Onde essa que o ser humano é um fim em si mesmo, e nunca um meio para algo? Só se for nos compêndios humanistas! Pois em todo lado ele somente encontrava o ser humano como um meio, um instrumento, uma ferramenta! O que eram aqueles operários sujos junto às prensas hidráulicas? Fins em si mesmos? Não! Trabalhavam como apêndices das máquinas, nos ritmos das máquinas !, como engrenagens de carne e miolos, com olhares presos nos índices de produção, nos números e cotas a serem alcançados, nas exigências dos compradores, na ditadura dos lucros, dos quais conheceriam apenas algumas fracos e migalhas. E aquelas senhoras e mocinhas ali inclinadas, corcundas até, em suas máquinas de costuras, com olhos cativos no mover-se de agulhas e fios, o que eram além de ferramentas pra a produção de roupas, vestes com etiquetas para quem pudesse pagar?
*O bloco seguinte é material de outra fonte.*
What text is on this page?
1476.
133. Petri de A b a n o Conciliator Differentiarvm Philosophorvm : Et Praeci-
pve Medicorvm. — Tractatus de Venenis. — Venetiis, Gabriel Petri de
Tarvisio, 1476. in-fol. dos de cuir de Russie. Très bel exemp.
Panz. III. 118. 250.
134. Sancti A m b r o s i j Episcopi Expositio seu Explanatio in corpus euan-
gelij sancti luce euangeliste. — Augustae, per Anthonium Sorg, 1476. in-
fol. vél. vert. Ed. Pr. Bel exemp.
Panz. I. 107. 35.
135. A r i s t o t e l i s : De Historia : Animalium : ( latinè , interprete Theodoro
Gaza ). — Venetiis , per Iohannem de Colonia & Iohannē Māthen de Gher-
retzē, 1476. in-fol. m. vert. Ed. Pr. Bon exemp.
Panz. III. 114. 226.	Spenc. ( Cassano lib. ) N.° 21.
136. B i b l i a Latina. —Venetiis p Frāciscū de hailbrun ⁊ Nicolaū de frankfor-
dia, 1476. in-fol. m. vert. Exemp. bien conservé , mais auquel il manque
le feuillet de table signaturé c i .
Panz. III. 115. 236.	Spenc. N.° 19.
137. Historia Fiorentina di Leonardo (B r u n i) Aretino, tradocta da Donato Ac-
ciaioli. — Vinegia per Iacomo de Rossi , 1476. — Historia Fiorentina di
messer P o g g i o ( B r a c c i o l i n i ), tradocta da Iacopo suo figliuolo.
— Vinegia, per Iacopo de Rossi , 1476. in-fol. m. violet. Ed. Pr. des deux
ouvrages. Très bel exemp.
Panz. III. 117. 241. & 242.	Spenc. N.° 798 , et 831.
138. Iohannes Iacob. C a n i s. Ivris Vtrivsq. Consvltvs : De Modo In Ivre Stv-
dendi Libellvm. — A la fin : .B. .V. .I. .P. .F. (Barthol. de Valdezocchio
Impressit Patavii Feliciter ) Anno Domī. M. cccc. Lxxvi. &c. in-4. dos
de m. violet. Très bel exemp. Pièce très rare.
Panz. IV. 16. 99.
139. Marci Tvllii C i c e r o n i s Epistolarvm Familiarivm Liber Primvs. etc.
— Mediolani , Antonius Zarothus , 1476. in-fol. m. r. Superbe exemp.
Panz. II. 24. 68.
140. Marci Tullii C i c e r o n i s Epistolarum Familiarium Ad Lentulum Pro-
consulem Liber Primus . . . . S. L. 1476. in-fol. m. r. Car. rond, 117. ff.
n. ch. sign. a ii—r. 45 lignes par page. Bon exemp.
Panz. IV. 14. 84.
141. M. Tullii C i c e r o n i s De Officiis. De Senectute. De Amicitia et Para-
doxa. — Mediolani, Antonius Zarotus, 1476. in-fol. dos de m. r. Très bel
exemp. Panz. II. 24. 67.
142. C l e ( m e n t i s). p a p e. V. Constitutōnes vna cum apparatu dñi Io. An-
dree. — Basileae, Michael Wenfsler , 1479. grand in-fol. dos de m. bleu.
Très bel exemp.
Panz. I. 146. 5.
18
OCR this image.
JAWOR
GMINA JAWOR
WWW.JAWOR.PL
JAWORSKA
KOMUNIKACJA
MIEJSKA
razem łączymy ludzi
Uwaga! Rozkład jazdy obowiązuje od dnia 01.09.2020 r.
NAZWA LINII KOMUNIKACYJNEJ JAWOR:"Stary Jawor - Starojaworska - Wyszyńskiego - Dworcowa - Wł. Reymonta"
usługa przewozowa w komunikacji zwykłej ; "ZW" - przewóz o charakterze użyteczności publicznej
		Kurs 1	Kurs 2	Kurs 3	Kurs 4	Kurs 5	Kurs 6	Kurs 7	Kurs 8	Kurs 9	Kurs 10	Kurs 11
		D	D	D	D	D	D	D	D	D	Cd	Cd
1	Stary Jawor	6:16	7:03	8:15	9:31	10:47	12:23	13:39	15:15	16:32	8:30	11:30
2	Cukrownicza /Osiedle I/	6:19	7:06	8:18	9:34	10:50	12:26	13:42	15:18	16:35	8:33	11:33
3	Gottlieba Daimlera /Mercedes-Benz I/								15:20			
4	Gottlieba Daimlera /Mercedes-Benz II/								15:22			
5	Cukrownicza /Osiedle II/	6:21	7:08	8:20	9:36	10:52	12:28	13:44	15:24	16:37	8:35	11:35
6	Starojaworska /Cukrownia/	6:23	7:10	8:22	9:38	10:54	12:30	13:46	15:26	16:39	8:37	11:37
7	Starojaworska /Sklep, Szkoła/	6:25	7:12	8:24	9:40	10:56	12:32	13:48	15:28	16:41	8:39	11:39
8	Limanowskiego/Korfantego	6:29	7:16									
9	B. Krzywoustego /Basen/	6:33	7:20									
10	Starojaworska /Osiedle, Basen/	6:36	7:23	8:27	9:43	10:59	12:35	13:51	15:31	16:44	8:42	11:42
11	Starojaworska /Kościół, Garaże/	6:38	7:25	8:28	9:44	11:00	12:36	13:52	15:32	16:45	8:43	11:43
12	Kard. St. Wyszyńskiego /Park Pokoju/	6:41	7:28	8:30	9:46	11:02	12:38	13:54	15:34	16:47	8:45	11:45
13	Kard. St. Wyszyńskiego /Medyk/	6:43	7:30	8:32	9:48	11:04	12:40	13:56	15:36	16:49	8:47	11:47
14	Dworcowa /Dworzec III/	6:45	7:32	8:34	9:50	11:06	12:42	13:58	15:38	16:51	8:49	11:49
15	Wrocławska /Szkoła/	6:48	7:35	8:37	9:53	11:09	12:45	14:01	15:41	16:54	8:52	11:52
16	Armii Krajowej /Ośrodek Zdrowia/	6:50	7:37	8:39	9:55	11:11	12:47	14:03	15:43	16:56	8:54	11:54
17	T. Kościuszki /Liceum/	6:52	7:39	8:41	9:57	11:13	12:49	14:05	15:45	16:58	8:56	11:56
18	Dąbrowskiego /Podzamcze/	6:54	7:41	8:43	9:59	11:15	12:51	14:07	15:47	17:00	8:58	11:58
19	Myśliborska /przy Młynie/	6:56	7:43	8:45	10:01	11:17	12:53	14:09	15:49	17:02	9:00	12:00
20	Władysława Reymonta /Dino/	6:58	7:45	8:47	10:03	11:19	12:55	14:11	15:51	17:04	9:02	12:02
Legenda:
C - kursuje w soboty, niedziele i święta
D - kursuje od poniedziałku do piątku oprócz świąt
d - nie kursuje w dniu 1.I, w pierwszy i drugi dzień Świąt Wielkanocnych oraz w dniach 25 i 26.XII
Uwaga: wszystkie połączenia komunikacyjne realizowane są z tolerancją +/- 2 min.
Roupas que elas mesmas certamente não poderiam comprar... E aqueles escriturários, concentrados contadores, exímios contabilistas, entre pilhas de balancetes e relatórios, perdidos entre diagnósticos e projeções, ousando um fio de Ariadne no labirinto das esferas produtivas, como se quisessem realmente ordenar o caos de pedidos de compradores, remessas de fornecedores, caprichos de clientes, ameaças de credores, incoerências entre entradas e saídas, inexatidão de saldos, acúmulo de promissórias, o fundo inseguro dos cheques, os parcelamentos dos cartões de crédito, a esperança dos crediários, rumo à um futuro de cifras e moedas crepitantes, sem pensarem que são homens, a não ser quando se agitam de desejos e sentem nos bolsos a ausência dos valores que manipulam. Desde quando são “um fim em si mesmos”? Não passam de um meio para a reprodução do capital!
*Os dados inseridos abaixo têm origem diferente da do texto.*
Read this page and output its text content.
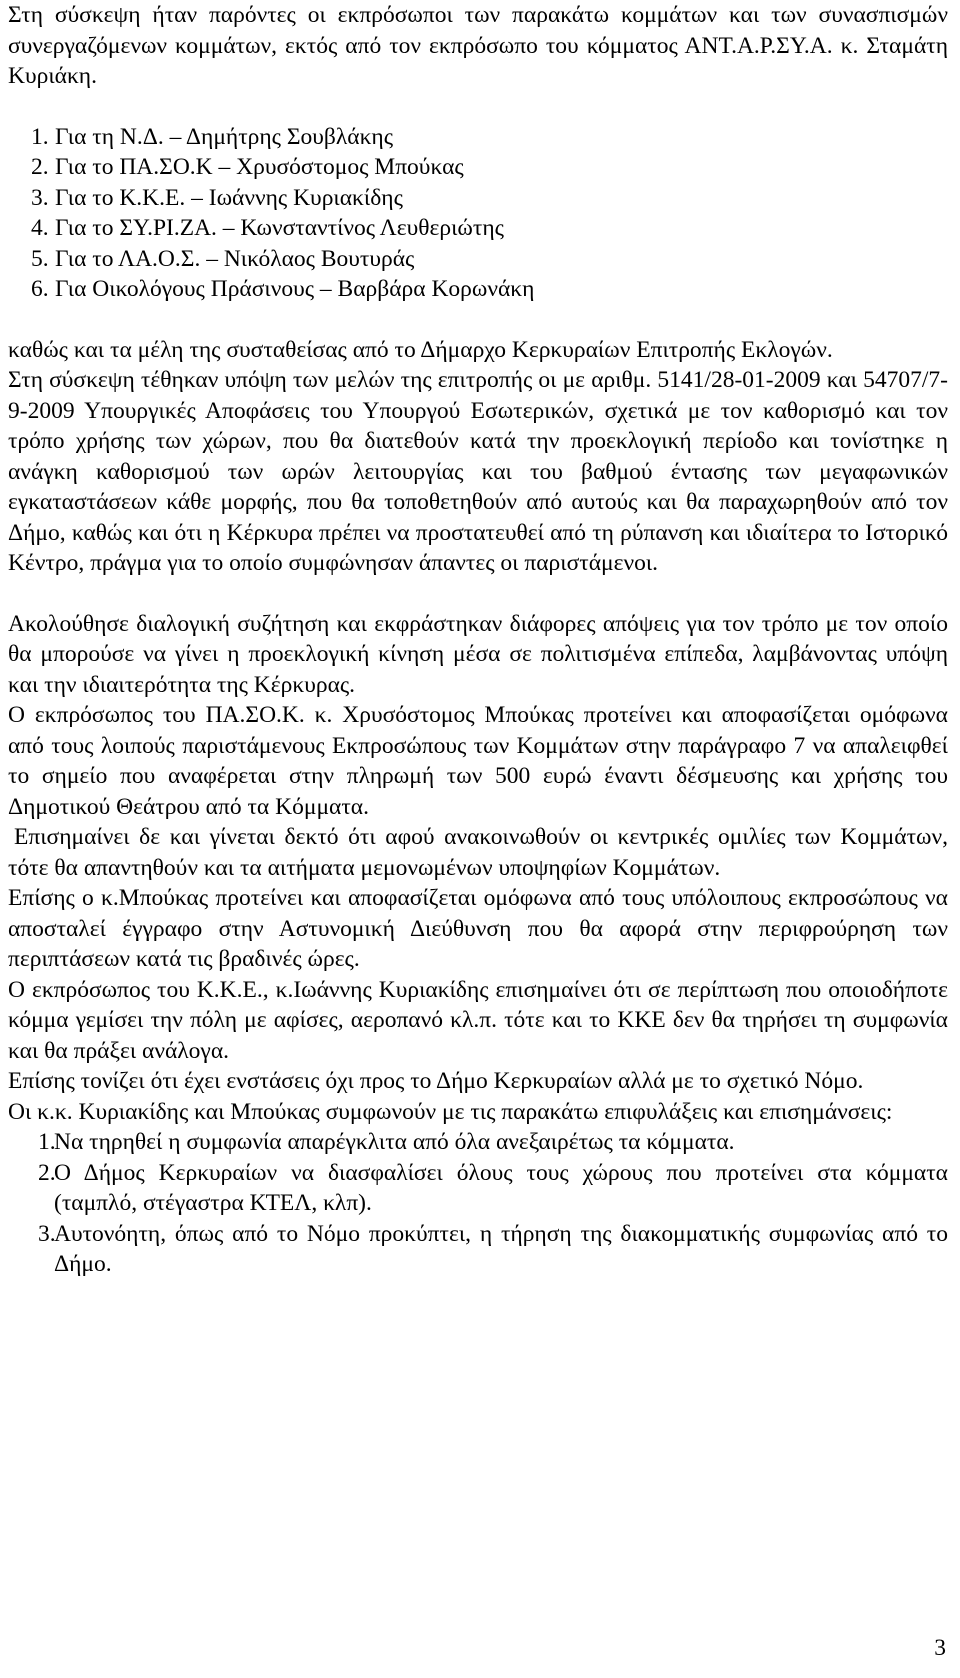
Στη σύσκεψη ήταν παρόντες οι εκπρόσωποι των παρακάτω κομμάτων και των συνασπισμών συνεργαζόμενων κομμάτων, εκτός από τον εκπρόσωπο του κόμματος ΑΝΤ.Α.Ρ.ΣΥ.Α. κ. Σταμάτη Κυριάκη.

1. Για τη Ν.Δ. – Δημήτρης Σουβλάκης
2. Για το ΠΑ.ΣΟ.Κ – Χρυσόστομος Μπούκας
3. Για το Κ.Κ.Ε. – Ιωάννης Κυριακίδης
4. Για το ΣΥ.ΡΙ.ΖΑ. – Κωνσταντίνος Λευθεριώτης
5. Για το ΛΑ.Ο.Σ. – Νικόλαος Βουτυράς
6. Για Οικολόγους Πράσινους – Βαρβάρα Κορωνάκη

καθώς και τα μέλη της συσταθείσας από το Δήμαρχο Κερκυραίων Επιτροπής Εκλογών.

Στη σύσκεψη τέθηκαν υπόψη των μελών της επιτροπής οι με αριθμ. 5141/28-01-2009 και 54707/7-9-2009 Υπουργικές Αποφάσεις του Υπουργού Εσωτερικών, σχετικά με τον καθορισμό και τον τρόπο χρήσης των χώρων, που θα διατεθούν κατά την προεκλογική περίοδο και τονίστηκε η ανάγκη καθορισμού των ωρών λειτουργίας και του βαθμού έντασης των μεγαφωνικών εγκαταστάσεων κάθε μορφής, που θα τοποθετηθούν από αυτούς και θα παραχωρηθούν από τον Δήμο, καθώς και ότι η Κέρκυρα πρέπει να προστατευθεί από τη ρύπανση και ιδιαίτερα το Ιστορικό Κέντρο, πράγμα για το οποίο συμφώνησαν άπαντες οι παριστάμενοι.

Ακολούθησε διαλογική συζήτηση και εκφράστηκαν διάφορες απόψεις για τον τρόπο με τον οποίο θα μπορούσε να γίνει η προεκλογική κίνηση μέσα σε πολιτισμένα επίπεδα, λαμβάνοντας υπόψη και την ιδιαιτερότητα της Κέρκυρας.

Ο εκπρόσωπος του ΠΑ.ΣΟ.Κ. κ. Χρυσόστομος Μπούκας προτείνει και αποφασίζεται ομόφωνα από τους λοιπούς παριστάμενους Εκπροσώπους των Κομμάτων στην παράγραφο 7 να απαλειφθεί το σημείο που αναφέρεται στην πληρωμή των 500 ευρώ έναντι δέσμευσης και χρήσης του Δημοτικού Θεάτρου από τα Κόμματα.

Επισημαίνει δε και γίνεται δεκτό ότι αφού ανακοινωθούν οι κεντρικές ομιλίες των Κομμάτων, τότε θα απαντηθούν και τα αιτήματα μεμονωμένων υποψηφίων Κομμάτων.

Επίσης ο κ.Μπούκας προτείνει και αποφασίζεται ομόφωνα από τους υπόλοιπους εκπροσώπους να αποσταλεί έγγραφο στην Αστυνομική Διεύθυνση που θα αφορά στην περιφρούρηση των περιπτάσεων κατά τις βραδινές ώρες.

Ο εκπρόσωπος του Κ.Κ.Ε., κ.Ιωάννης Κυριακίδης επισημαίνει ότι σε περίπτωση που οποιοδήποτε κόμμα γεμίσει την πόλη με αφίσες, αεροπανό κλ.π. τότε και το ΚΚΕ δεν θα τηρήσει τη συμφωνία και θα πράξει ανάλογα.

Επίσης τονίζει ότι έχει ενστάσεις όχι προς το Δήμο Κερκυραίων αλλά με το σχετικό Νόμο.

Οι κ.κ. Κυριακίδης και Μπούκας συμφωνούν με τις παρακάτω επιφυλάξεις και επισημάνσεις:

1.
Να τηρηθεί η συμφωνία απαρέγκλιτα από όλα ανεξαιρέτως τα κόμματα.
2.
Ο Δήμος Κερκυραίων να διασφαλίσει όλους τους χώρους που προτείνει στα κόμματα (ταμπλό, στέγαστρα ΚΤΕΛ, κλπ).
3.
Αυτονόητη, όπως από το Νόμο προκύπτει, η τήρηση της διακομματικής συμφωνίας από το Δήμο.
3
Encontramos HD concentrado nas aulas de Sociologia (isto quando não atento aos sorrisos, aos pés deliciosos de Naína), preocupado com a gênese do liberalismo, imaginando o mundo de trezentos anos atrás, aqueles camponeses, com suas famílias expulsas de suas terras, que eram então cercadas para serem entregues aos rebanhos em imensas pastagens. E nada de nova Arcádia. O lucro é que exigia.


Famílias inteiras que se amontoavam em cidades, prontos a se tornarem mão-de-obra barata e sem qualquer outra opção além de venderem a própria força de trabalho, mas jamais saindo da miséria, vendo as filhas agora prostitutas, suas crianças em trabalhos nas máquinas, sujas de graxa, ou pior, seus dedinhos amputados em engrenagens.

Sim, todo o pó de carvão acumulado nos pulmões, a pele ressequida, os cortiços imundos, as levas de imigrantes em navios fétidos, como o Titanic, com os pobres confinados aos porões, enquanto a primeira classe se degladia pela posse dos poucos botes, indiferentes aos gritos enquanto as águas gélidas invadiam.

Imigrantes para o Novo Mundo, “fazer a América”, roupas em trapos, dependentes dos serviços de imigração, dormindo em bancos de estações, ou sobre as próprias bagagens, tudo para depois serem explorados nas lavouras de café, ou nas indústrias têxteis.

E todo aquele papo de liberalismo e liberdade? Liberdade para o lobo faminto apascentar o rebanho!

Só mesmo a beleza morena de Naína para aliviar o seu desespero.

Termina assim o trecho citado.